At the beginning of last year I was on my way to finishing the third chapter of my project on space exploration, On the Overwhelming Importance of the Far Future 2017-Ongoing. Because of the pandemic, this had to be put on hold. Parallel to this, I kept working on Second Nature, my project about algorithms, bias and ecological justice. It has three different veins, and I’m coming to the final stages of the first of them. This will be exhibited in York as part of the Aesthetica Art Prize 2021, and in Germany as part of Biennale für aktuelle Fotografie 2022. The second vein is being developed during my time at the Ampersand/Photoworks Residency, and the third is in the research and development stage.
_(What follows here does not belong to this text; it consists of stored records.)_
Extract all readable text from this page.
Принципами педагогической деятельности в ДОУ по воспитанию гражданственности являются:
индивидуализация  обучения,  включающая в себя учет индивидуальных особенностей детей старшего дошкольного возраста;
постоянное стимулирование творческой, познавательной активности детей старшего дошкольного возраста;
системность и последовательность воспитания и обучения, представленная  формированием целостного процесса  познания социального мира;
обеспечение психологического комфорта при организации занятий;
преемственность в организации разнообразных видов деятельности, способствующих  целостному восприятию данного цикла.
‘During my stay at Wigwell Lodge, I’ll also develop a new body of work titled Simulated Order. A fictional scientist, Marina Mosqueda, visits Derbyshire to study, classify, rename, and reclaim the flora and fauna of the area for her Latin American country of origin. She will be taming the wilderness and subjecting it to her will, looking to create order from chaos. Because of the pandemic, I miss the conversations that would normally take place at gallery spaces. To recreate these, I am also conducting a series of video podcasts around themes of body, bias and technologies. I thought it would be great to have a record of these conversations with a different tone and rhythm, in which we relate to each other, connect, respond, and build a vision for a future in a post-pandemic world.’